Eazy-E: O dealer das rimas

Publicado a: 18/12/2015

[TEXTO] Rui Miguel Abreu [FOTO] Direitos Reservados

 

O filme que retrata a vida a vida dos N.W.A., como não podia deixar de ser para uma biopic produzida em Hollywood, amacia algumas arestas, esquece alguns episódios e transforma outros, a bem de uma narrativa que se quer de entretenimento generalizado, mais do que de rigor factual. E no filme, é Jerry Heller que aborda Eazy-E com uma ideia de parceria. Na verdade, foi exactamente o oposto que aconteceu e o pequeno traficante de Compton não aterrou propriamente por acidente no mundo da música: se algo aconteceu, foi porque Eazy-E o orquestrou com um calculismo decidido, próprio de quem teria um plano e uma visão de futuro. Atento à realidade que o cercava, e depois de ver um familiar próximo ser vítima da mesma actividade ilícita em que se encontrava envolvido, Eazy-E percebeu que a música poderia ser o seu bilhete de ida para fora de Compton. E não hesitou.

As entrevistas da época e os relatos dos seus associados mais próximos, nomeadamente de Jerry Heller, o famoso manager com quem Eazy-E construiu o império Ruthless Records, apontam o MC como um hustler, ou seja como alguém com notáveis capacidades de sobrevivência, com uma inteligência empírica aguçada e com um apurado sentido de negócio. Supostamente, a Ruthless foi começada com um quarto de milhão de dólares acumulado graças ao tráfico de droga.
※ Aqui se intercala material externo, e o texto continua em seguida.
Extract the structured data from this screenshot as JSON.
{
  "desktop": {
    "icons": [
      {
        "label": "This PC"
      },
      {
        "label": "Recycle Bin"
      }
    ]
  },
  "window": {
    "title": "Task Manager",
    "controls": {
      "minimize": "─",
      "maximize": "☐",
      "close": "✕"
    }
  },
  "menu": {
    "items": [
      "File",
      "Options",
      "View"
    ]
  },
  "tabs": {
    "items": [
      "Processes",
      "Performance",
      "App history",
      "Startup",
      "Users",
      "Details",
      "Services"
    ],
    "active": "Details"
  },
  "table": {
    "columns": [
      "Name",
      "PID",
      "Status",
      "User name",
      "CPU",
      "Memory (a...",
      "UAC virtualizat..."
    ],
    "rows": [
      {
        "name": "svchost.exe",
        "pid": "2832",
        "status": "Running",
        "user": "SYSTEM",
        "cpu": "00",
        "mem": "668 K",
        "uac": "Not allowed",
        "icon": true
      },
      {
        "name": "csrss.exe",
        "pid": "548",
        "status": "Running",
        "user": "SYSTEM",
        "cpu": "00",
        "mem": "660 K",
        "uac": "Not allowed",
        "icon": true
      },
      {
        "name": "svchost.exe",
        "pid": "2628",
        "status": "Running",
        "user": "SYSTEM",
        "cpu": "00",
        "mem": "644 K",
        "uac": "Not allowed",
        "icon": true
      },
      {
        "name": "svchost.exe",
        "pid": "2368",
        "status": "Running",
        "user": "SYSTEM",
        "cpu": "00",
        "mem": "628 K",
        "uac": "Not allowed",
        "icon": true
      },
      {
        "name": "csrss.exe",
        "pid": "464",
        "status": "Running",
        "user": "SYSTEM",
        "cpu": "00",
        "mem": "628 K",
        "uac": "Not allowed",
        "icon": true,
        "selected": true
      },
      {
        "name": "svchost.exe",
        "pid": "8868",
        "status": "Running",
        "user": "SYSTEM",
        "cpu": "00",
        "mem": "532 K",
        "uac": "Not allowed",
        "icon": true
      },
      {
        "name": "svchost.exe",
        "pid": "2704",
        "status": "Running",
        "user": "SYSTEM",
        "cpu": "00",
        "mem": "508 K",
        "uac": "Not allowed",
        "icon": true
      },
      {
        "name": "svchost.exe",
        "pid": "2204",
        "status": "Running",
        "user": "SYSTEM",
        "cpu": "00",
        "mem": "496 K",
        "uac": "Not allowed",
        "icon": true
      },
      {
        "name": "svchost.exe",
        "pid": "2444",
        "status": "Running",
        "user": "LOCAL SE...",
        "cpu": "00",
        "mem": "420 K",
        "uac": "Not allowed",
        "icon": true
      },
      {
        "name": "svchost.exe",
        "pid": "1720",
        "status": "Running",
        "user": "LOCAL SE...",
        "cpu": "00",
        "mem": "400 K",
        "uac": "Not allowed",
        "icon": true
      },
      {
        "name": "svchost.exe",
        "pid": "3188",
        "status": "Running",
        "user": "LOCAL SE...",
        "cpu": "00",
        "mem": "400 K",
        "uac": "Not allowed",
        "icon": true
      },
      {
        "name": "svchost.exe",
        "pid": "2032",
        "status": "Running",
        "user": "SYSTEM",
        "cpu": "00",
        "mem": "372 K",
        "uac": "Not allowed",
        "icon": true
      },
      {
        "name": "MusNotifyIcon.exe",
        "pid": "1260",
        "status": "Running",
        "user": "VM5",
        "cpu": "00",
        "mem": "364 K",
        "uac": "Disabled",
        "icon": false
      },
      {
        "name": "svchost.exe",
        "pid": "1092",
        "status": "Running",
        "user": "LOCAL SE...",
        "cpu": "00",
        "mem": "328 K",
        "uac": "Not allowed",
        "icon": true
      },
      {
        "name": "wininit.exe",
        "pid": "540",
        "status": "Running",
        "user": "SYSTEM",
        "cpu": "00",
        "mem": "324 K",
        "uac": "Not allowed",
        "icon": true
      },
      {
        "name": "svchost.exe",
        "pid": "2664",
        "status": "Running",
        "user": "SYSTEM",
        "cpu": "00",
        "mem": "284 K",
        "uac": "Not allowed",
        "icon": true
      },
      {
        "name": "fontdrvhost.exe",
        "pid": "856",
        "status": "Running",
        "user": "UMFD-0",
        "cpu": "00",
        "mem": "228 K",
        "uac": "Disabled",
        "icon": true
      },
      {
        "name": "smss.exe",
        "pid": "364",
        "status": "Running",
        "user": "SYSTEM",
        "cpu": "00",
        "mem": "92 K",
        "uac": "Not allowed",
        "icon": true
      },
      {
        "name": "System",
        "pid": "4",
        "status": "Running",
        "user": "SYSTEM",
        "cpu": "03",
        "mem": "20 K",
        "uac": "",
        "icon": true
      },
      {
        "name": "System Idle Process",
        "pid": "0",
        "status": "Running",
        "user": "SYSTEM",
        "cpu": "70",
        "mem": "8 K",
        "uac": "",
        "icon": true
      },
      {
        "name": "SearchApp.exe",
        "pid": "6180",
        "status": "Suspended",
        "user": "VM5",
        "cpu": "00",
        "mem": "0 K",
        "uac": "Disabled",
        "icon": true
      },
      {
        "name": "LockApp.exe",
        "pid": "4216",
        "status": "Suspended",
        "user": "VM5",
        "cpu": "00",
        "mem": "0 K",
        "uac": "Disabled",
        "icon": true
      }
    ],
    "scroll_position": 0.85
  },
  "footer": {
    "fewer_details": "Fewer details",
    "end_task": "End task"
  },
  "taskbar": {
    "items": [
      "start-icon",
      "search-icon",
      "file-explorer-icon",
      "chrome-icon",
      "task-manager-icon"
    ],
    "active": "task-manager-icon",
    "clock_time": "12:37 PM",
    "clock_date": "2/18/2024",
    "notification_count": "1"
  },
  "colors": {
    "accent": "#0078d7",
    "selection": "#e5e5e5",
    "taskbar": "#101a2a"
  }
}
Heller, provavelmente numa tentativa de proteger o seu cliente e amigo de sempre, garantiu que nunca viu Eazy-E envolvido com tráfico de drogas mais pesadas, como cocaína, mas é díficil acreditar que tal quantia se pudesse ter juntado tão rapidamente apenas a vender marijuana – Eazy-E tinha apenas 22 anos em 1985, quando começou a dar os primeiros passos no mundo da música.

 


 


Há um episódio do filme que Jerry Heller confirma ser verdadeiro: a dada altura, Eazy-E quis matar Suge Knight, o notório co-criador da Death Row envolvido em inúmeros casos de polícia e actualmente detido por um atropelamento e fuga no set de filmagens de Straight Outta Compton que resultou numa morte. O manager convenceu o rapper a não levar o seu plano por diante e diz-se hoje arrependido: “O Eazy-E tinha razão e o Suge Knight deveria ter desaparecido”, admite. Tudo isso concorre para a ideia de que o rapper, franzino era, no entanto, um aguerrido lutador, um típico tough guy que forneceu o molde para a figura do gangster que é, ainda hoje, um dos personagens disponíveis no grande livro do hip hop.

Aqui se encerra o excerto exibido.